案内人は立場の違いからか、腰を下ろそうとはせず、俺達の横に立ったまま幕が上がる舞台に目を向けている。
そこに現れたのは、まるで装飾品が付けられたビキニ――とでも言わんばかりに露出度の高い衣装を身に纏う女性達。
人数にしてざっと三十人以上は居るだろうか。まだ子供と思える容姿の者から、既に家庭を持っていそうな雰囲気の女性まで、年齢層は様々だ。
いずれもが目を見張る程に美しく、可愛らしい女性達ばかり。竜一も思わず見た瞬間に「ほぅ」と感心するようなつぶやきを漏らした。
そんな美女美少女達が、一糸乱れぬ踊りを披露する。荘厳な音楽に合わせた、緩やかでありがながらも見ている者がつい目で追ってしまうようにダイナミックな動きだ。
「ダンスや踊りという軽い表現では似合わない……舞踊とでも表現するべきか。凄いな、これは」
「リューイチさん。ただの舞踊ではないみたいです。音楽に合わせて、ほら――」
音楽が軽快なリズムを刻み始めると、踊り手達もその音楽に適応し、今度はサンバの如きノリにノったダンスへと切り替わる。かと思いきや、タップダンスのように足のステップで爽快な音を響かせる素早い動きへと変化。さらに、近代のダンスのようなアクロバティックなものへと移行する。
ありとあらゆるジャンルの踊りを取り入れたかのようなプログラム構成。それらを一切のブレもなくこなす麗しき女性達。踊り子としての練度の凄まじさを感じさせる。
俺もレミアも、いつしかただの観客となって拍手を送っていた。案内人の表情は伺い知れないが、よく見ると身体が小刻みにリズムを取っており、舞台に見入っている事が察せられる。
リチェルカーレは不敵な笑みを浮かべ腕組みの姿勢を崩さない相変わらずの様子だ。少なくとも楽しんではいるのだろう。そうでなければ、この時点で動いているハズだしな……。
「お、どうやらさらに趣向が変わるみたいだな」
音楽が一旦止まったかと思うと、女性達は何処からかチアリーディングで使うようなポンポンを取り出した。
直後、どういう仕組みか舞台の後方に階段がせり上がっていき、階段が完成したと同時にマーチ調の軽快な音楽の演奏が始まる。
一斉に踊り出す女性達。その動きは何処か見覚えがあるような……これはもしやあれか、国民的なお笑い番組の――
「……これは、階段の上から五人降りてくるやつだな」
「リューイチさん、もしかしてこの演目を知っているのですか?」
レミアの質問に答える間もなく、本当に階段の上から五人が並んで降りてくる。
五人のいずれもが黒いマントに身を包み、顔を仮面で、頭をフードで隠しているため、その容姿は伺い知れない。
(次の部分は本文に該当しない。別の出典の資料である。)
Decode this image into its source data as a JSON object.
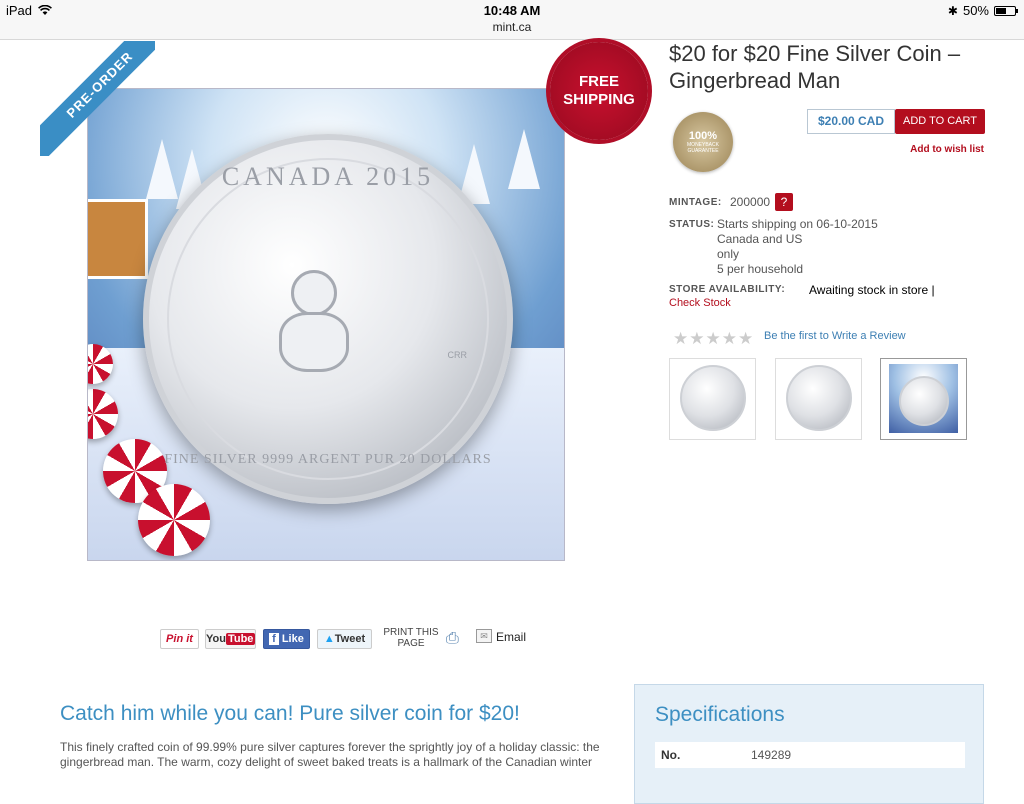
{
  "status_bar": {
    "device": "iPad",
    "time": "10:48 AM",
    "url": "mint.ca",
    "battery": "50%"
  },
  "product": {
    "title": "$20 for $20 Fine Silver Coin – Gingerbread Man",
    "preorder_ribbon": "PRE-ORDER",
    "free_shipping_line1": "FREE",
    "free_shipping_line2": "SHIPPING",
    "coin_top_text": "CANADA 2015",
    "coin_bottom_text": "FINE SILVER 9999 ARGENT PUR 20 DOLLARS",
    "coin_mark": "CRR",
    "guarantee_pct": "100%",
    "guarantee_line1": "MONEYBACK",
    "guarantee_line2": "GUARANTEE",
    "price": "$20.00 CAD",
    "add_to_cart": "ADD TO CART",
    "wish_list": "Add to wish list",
    "mintage_label": "MINTAGE:",
    "mintage_value": "200000",
    "help_badge": "?",
    "status_label": "STATUS:",
    "status_line1": "Starts shipping on 06-10-2015",
    "status_line2": "Canada and US",
    "status_line3": "only",
    "status_line4": "5 per household",
    "store_label": "STORE AVAILABILITY:",
    "store_value": "Awaiting stock in store |",
    "check_stock": "Check Stock",
    "stars": "★★★★★",
    "review_link": "Be the first to Write a Review"
  },
  "share": {
    "pinit": "Pin it",
    "youtube_you": "You",
    "youtube_tube": "Tube",
    "facebook": "Like",
    "twitter": "Tweet",
    "print_line1": "PRINT THIS",
    "print_line2": "PAGE",
    "email": "Email"
  },
  "description": {
    "heading": "Catch him while you can! Pure silver coin for $20!",
    "body": "This finely crafted coin of 99.99% pure silver captures forever the sprightly joy of a holiday classic: the gingerbread man. The warm, cozy delight of sweet baked treats is a hallmark of the Canadian winter"
  },
  "specifications": {
    "title": "Specifications",
    "rows": [
      {
        "key": "No.",
        "value": "149289"
      }
    ]
  },
  "colors": {
    "accent_blue": "#3d8fc2",
    "brand_red": "#b30e1e"
  }
}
しかし、下で踊っている女性陣より上の立場である事は間違いないようだ。
踊りを続ける女性達の隙間をスルスルと抜けて前へと出てきた五人はその場で並んでリズムを取って軽い踊りをしつつ、何やら歌い始めた。
『我ら~♪ 鮮烈な~♪ エリーティ歌劇団~♪ 我ら~♪ 国のため~♪ 巨大な悪を討つ~♪』
歌詞の内容からするに、どうやら自己紹介と目標アピールを兼ねた劇団歌のようだ。
これで隣組のメロディでも流れたらどうしようかと思ったが、幸いにもミュージカル路線で安心した。
「私達はお国のために戦います!」
「例えそれが死と隣り合わせであろうとも!」
「私達は絶対に身を退きません!」
「それがエリーティ歌劇団なのです!」
いや、やっぱ安心出来ないわ。まるで浪漫の嵐が吹き荒れそうな口上じゃないか。
五人のうち、中心の人物を除く四人がそれぞれ物騒な武器を取り出して天に掲げたかと思うと、中心の人物がこちらを思いっきり指し示す。
「なぁ、もしかしてこれって……」
「ゴーサイン、だろうね」
「そ、そんな事言っている場合じゃないのでは」
リチェルカーレの予測通り、四人が舞台を飛び出しこちらへと迫ってきた――!